Perhaps never before had the image of a political leader been so carefully engineered and manipulated, so broadly disseminated as was Hitler's in a new age of mechanical reproduction. There are no extant photographs of him visiting a concentration camp, or standing next to a corpse, or even with a gun in his hand. If contemporary caricatures spoke to the calamitous thoughts, projects, and actions of the man, officially sanctioned photographs, paintings, sculptures, and film overwhelmingly projected him as an impassioned orator or heroically isolated figure.

SchmÖlders demonstrates how the adulation of Hitler's face stands at the conjunction of one line stretching back to the eighteenth-century belief that character could be read in the contours of the head and another dating back to the late nineteenth-century quest to sanctify German greatness in a gallery of national heroes.
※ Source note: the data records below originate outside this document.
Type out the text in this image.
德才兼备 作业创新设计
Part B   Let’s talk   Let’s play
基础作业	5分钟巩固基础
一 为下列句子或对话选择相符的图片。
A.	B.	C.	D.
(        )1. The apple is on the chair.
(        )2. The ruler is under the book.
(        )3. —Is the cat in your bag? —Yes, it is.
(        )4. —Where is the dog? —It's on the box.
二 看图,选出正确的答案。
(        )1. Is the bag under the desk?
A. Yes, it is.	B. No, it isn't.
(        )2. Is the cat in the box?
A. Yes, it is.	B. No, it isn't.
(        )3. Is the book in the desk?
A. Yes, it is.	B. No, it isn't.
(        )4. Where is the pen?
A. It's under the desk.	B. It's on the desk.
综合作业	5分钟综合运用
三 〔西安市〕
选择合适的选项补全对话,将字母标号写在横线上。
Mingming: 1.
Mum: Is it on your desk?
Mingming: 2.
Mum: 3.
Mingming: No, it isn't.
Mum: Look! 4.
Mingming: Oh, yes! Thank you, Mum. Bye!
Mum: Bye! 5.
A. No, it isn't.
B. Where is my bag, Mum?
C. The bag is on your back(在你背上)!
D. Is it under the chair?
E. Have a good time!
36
In Nazi ideology, nationalism was conjoined to a forceful belief in the determinative power of physiognomy . The mad veneration of the idealized German face in all its various aspects, and the fanatical devotion to Hitler's face in particular, was but one component of a project that also encouraged the ceaseless contemplation of supposedly degenerate "Jewish" physical traits to advance its goals.

Claudia Schmolders lectures at the Humboldt University in Berlin. She is the author of numerous books in German, including The Eccentric Look: A Discourse on Physiognomy and The Invention of Love: Famous Testimonies from Three Millennia. With Sander L. Gilman, she is the coeditor of The Faces of the Weimar Republic: A Physiognomic Cultural History.